On the flip side, Mr Barnett said there had been a number of disappointments, including oil stocks such as BP and Shell and the pharmaceutical company GlaxoSmithKline.

He added that an investment in Tate & Lyle, the sugar company, had weighed most on overall performance. The company was hit in January following supply problems leading to slower growth from its low-calorie sweetener Splenda.

“It is difficult to lose money at the moment but these have not done as well as we’d hoped and the money could have been better served elsewhere.”

But these under-performers areas are the ones that Mr Barnett expects to be the next growth drivers.

“Oil stocks in particular are going to be one of the next big areas and we will continue to hold BP and Shell.

Both are looking cheap at the moment, and we think BP could create additional value through a change in corporate strategy.
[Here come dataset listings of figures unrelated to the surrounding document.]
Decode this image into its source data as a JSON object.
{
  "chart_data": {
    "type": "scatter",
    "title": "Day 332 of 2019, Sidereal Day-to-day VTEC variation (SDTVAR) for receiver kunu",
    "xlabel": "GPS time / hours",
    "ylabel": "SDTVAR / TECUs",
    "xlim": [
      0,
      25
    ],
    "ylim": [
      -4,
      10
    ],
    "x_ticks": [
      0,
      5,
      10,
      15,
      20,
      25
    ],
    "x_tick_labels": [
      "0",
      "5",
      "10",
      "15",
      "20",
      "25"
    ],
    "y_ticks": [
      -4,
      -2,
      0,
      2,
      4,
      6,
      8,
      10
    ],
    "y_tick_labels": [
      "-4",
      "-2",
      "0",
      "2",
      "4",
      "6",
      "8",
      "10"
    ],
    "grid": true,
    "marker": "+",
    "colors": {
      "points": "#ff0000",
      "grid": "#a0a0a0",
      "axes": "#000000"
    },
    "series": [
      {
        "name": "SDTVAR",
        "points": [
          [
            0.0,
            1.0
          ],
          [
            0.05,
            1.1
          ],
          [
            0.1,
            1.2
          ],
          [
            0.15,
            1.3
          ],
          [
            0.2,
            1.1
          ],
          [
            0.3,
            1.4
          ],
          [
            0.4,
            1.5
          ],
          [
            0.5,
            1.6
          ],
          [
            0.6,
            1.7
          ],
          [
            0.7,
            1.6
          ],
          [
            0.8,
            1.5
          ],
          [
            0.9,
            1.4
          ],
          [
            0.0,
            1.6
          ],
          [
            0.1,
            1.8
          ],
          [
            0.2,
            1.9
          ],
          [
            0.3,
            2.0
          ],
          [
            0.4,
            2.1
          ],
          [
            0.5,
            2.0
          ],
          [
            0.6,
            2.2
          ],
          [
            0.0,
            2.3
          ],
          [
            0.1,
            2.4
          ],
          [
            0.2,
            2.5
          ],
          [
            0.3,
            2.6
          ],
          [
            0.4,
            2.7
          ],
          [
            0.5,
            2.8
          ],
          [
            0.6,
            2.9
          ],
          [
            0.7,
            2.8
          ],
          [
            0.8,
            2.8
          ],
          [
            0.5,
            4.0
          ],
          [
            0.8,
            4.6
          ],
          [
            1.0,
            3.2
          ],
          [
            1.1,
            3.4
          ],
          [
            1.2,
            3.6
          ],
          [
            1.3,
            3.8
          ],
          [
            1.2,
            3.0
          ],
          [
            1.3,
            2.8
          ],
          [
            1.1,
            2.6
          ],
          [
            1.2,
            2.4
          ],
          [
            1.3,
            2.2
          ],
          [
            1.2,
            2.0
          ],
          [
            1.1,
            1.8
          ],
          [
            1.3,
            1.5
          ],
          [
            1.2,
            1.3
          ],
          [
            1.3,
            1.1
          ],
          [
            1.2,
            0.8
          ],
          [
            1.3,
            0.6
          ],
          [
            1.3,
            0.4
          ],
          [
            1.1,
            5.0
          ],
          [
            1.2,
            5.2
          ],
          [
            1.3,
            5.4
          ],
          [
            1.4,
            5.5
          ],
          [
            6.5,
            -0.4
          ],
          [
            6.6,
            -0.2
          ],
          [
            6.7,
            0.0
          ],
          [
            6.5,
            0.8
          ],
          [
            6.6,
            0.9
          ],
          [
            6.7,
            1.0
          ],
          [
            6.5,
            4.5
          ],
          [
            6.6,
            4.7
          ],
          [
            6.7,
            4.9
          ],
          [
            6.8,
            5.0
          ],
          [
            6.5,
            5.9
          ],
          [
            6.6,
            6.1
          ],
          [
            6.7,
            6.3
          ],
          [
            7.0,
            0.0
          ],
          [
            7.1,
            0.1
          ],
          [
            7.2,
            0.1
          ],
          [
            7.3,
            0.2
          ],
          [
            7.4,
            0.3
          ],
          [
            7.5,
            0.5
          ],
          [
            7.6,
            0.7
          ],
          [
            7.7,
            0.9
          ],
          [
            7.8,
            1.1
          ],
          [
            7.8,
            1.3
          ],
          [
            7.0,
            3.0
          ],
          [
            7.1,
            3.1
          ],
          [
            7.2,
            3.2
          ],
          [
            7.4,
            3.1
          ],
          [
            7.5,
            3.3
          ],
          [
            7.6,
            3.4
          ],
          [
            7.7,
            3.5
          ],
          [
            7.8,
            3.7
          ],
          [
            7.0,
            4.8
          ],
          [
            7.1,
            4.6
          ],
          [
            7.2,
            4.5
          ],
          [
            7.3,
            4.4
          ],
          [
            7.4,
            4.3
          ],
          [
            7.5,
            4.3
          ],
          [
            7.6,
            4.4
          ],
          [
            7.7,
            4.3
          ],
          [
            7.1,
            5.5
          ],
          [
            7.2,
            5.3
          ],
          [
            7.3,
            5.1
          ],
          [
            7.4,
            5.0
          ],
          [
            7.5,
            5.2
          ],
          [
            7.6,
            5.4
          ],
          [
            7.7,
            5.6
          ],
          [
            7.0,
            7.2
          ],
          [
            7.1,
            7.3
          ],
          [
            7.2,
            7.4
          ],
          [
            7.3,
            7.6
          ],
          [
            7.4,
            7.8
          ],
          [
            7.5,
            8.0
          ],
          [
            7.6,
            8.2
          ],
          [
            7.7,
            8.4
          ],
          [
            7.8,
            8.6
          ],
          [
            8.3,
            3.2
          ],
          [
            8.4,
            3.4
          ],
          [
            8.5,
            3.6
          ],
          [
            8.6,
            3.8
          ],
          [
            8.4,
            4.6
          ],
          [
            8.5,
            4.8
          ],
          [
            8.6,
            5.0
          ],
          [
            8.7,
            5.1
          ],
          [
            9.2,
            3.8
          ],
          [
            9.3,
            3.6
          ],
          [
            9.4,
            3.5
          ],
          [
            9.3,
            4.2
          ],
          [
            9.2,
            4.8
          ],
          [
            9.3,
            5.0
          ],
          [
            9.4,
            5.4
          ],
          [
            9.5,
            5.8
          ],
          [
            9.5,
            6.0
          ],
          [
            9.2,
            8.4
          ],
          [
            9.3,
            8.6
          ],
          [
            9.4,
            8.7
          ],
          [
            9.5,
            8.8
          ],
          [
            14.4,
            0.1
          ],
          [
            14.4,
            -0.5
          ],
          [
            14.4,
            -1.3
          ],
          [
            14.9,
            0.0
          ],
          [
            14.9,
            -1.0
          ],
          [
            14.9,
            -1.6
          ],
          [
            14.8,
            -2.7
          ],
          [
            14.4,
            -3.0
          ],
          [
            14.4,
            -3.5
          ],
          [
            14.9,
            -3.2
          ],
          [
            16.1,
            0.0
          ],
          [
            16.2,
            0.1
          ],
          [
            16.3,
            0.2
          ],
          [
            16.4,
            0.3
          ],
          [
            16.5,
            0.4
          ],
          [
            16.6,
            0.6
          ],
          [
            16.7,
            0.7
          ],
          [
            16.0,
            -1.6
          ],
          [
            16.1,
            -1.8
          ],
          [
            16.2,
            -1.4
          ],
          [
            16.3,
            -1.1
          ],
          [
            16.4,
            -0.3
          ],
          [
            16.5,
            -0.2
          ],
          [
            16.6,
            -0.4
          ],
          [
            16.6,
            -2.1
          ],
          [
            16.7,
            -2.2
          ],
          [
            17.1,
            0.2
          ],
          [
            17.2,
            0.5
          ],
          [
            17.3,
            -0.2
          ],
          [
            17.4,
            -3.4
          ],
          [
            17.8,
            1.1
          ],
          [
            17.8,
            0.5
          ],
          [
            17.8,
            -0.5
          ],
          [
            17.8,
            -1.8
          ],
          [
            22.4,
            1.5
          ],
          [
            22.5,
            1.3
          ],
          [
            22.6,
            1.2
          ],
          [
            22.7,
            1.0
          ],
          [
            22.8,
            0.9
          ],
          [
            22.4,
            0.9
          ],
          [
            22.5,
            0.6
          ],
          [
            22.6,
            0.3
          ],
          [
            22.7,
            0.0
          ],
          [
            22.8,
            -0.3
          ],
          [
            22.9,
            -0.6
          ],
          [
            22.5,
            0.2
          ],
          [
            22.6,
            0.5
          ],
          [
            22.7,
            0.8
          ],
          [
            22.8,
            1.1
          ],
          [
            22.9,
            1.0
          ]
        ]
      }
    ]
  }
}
They have to do something to explain to the market why we should buy them.”

Mr Barnett added that he hoped to take advantage of future merger and acquisition targets. ICI, he said, had already emerged as a target and he predicted further mega-cap takeover moves.

Ultimately, Mr Barnett said, there had been a few underperforming stocks in the fund’s portfolio but he said that these should come good in the next year. “Patience is a virtue in an investor. The mega-cap stocks are undervalued by the market and offer good long-term relative and absolute value.”